Dr. Thomas Tsang, another principal investigator in the study, said the results confirmed that Asian-Americans face a major health problem that is not captured by national statistics. The Centers for Disease Control and Prevention has estimated that just 0.4 percent of all Americans have chronic hepatitis B, but experts say that may undercount people from Asia.

"In this past week alone, from those people we screened, I have seen 7 to 10 people who needed to be started on medication because they had abnormal liver tests," said Dr. Tsang, who is chief medical officer of the Charles B. Wang Community Health Center in New York City. Those are people, who without the screening program, would probably have gone untreated until they got so sick they ended up in the hospital.

Representative Mike Honda, Democrat of California and chairman of the Congressional Asian Pacific American Caucus, said California faced a problem similar to New York's, one that was going largely unrecognized. "To not do something, when we know we can, is criminal," he said.

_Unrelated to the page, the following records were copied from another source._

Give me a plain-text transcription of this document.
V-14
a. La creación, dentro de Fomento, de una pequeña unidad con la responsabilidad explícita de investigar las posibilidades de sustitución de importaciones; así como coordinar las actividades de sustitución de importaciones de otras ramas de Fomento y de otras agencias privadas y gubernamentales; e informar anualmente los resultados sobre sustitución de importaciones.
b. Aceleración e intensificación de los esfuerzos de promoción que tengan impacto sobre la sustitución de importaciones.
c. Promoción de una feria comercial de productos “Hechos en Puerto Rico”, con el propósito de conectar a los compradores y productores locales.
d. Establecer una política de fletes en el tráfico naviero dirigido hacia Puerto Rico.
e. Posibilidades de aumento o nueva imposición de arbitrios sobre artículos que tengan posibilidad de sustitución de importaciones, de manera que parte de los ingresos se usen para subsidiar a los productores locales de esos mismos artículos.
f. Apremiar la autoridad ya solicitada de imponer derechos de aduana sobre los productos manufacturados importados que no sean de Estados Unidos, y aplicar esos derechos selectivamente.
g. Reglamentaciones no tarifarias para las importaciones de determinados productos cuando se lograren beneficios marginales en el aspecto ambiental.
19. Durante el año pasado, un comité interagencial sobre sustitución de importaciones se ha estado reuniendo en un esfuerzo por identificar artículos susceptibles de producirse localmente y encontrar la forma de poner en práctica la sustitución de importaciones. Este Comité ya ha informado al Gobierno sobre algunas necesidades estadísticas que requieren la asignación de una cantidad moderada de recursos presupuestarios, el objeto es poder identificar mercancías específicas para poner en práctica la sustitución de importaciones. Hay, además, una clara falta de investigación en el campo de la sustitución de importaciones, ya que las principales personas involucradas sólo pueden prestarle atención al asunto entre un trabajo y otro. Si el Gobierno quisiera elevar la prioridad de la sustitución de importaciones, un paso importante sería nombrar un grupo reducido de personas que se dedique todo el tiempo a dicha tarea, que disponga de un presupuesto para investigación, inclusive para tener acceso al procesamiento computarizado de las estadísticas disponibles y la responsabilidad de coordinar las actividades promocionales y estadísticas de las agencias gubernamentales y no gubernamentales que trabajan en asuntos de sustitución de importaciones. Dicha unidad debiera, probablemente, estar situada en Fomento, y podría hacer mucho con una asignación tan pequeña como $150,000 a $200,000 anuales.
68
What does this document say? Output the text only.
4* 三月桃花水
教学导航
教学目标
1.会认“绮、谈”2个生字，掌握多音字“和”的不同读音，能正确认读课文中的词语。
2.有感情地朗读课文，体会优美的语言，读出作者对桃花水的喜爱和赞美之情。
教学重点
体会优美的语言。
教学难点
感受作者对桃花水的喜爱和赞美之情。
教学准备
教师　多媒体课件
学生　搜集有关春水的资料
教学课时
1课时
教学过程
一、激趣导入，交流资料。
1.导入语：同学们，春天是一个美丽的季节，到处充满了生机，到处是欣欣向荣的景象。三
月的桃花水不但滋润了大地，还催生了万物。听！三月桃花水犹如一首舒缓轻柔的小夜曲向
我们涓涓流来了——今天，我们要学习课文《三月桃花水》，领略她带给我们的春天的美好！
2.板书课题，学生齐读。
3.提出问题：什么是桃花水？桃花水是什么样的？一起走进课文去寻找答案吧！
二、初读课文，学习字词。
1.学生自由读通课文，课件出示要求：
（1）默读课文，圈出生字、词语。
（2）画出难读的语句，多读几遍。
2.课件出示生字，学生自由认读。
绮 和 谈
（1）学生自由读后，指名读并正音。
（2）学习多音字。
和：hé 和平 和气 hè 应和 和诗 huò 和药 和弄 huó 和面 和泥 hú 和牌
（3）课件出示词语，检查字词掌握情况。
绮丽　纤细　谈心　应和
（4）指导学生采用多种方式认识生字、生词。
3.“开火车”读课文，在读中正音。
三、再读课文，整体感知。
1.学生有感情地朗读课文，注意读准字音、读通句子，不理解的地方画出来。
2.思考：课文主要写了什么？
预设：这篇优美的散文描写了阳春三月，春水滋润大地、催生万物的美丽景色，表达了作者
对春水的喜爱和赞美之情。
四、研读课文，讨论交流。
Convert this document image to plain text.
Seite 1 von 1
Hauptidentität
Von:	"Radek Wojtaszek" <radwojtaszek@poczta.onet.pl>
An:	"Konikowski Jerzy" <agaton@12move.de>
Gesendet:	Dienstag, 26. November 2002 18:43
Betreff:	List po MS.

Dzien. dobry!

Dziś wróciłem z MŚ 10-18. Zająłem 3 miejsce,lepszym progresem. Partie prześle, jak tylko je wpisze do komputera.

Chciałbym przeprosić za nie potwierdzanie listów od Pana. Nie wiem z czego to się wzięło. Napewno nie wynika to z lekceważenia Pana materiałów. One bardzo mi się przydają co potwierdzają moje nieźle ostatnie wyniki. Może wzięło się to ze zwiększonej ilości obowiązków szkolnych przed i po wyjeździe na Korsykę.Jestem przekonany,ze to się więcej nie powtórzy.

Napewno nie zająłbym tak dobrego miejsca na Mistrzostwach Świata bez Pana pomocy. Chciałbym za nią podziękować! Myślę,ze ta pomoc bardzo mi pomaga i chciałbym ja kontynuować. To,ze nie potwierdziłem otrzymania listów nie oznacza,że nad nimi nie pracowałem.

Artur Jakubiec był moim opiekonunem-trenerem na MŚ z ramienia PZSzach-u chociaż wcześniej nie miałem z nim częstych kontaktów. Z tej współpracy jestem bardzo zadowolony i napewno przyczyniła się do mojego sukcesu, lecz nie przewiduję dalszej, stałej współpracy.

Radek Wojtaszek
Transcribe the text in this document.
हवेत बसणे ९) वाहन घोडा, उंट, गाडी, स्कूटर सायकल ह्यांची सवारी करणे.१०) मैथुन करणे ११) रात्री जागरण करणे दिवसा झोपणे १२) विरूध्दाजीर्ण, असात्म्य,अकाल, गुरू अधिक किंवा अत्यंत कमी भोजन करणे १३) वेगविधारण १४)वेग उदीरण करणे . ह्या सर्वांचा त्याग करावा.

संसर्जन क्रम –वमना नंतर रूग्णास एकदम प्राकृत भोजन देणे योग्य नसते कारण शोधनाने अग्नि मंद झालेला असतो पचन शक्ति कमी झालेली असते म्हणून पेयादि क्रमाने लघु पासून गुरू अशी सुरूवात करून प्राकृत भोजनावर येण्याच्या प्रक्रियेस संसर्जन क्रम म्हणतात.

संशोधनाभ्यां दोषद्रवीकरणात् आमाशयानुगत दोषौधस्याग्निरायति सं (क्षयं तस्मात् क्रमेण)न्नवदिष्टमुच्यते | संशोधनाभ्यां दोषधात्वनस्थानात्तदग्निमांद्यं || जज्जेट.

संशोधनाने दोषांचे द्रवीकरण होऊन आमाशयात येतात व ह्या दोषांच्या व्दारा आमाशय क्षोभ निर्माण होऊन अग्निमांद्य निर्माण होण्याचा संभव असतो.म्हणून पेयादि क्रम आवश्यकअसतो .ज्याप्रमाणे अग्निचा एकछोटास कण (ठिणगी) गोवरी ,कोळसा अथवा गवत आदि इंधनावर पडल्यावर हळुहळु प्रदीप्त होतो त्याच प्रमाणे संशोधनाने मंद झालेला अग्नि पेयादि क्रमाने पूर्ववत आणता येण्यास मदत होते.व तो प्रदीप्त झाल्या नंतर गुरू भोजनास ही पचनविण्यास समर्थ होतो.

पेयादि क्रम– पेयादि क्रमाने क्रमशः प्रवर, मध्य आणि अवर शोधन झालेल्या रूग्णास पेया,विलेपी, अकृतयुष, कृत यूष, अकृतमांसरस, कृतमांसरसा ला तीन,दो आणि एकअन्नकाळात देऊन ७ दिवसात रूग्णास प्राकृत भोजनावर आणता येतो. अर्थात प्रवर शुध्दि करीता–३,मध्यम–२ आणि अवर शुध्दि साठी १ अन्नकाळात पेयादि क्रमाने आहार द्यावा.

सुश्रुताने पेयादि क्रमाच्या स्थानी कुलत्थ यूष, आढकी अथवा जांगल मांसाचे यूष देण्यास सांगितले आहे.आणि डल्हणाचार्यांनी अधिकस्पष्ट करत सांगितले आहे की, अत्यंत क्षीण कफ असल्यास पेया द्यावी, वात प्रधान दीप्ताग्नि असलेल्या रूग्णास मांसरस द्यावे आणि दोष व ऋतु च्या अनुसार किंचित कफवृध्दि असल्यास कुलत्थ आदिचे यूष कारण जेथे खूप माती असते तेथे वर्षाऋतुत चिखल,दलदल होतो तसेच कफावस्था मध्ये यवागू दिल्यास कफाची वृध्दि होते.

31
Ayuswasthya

Early detection and suppression of the virus can interrupt the cycle of mother-to-child transmission. An adult immune system can usually fight off a new hepatitis B infection, though a small number of cases become chronic. But, Dr. Pollack said, "If you get it when you're an infant, your chance of getting chronic hepatitis B is greater than 90 percent."

In the last decade, doctors have been able to use an array of new drugs to treat chronic infection, but they do not cure the disease. Rather, they often suppress the virus so that it causes little or no harm. The medication must be taken for life.

Previous, smaller studies, cited in the N.Y.U. report, have also found high rates of infection among foreign-born Asian Americans, some as high as 15 percent. But the authors of the N.Y.U. report say theirs is the most comprehensive look at the problem, and the first to search not only for the number of people with hepatitis, but also for significant patterns within those numbers.

The researchers found that people from Fujian province — the biggest source of Chinese immigration to the United States in recent years — had the highest rate of infection, which corresponds to findings by the Chinese government. Men between the ages of 20 to 39 were also more likely than other groups to have the virus; overall, men were twice as likely as women to be infected.

The researchers screened 1,836 Asian-born adults last year at 12 sites in heavily Asian neighborhoods in Queens, Brooklyn and Manhattan. More screenings have been conducted this year, but those results have not yet been analyzed.

Some 61 percent of the subjects, who volunteered for the screening, were born in China, and 30 percent were born in Korea. A small number were from other parts of Asia, and those groups had much lower rates of infection than the Chinese.

Over all, 24 percent of the people screened were found to carry the virus, but that included a large number of people who said they had been tested before, and may already have known that they were infected. Those people might have sought screening to obtain confirmation or treatment. Among those who had been tested previously, 40 percent were infected.

Among those who said they had never been tested, who were just over half the subjects, 15 percent, tested positive. The researchers concluded that this figure, not the higher number, reflected infection rates in the east Asian population as a whole.

Lawrence K. Altman contributed reporting for this article.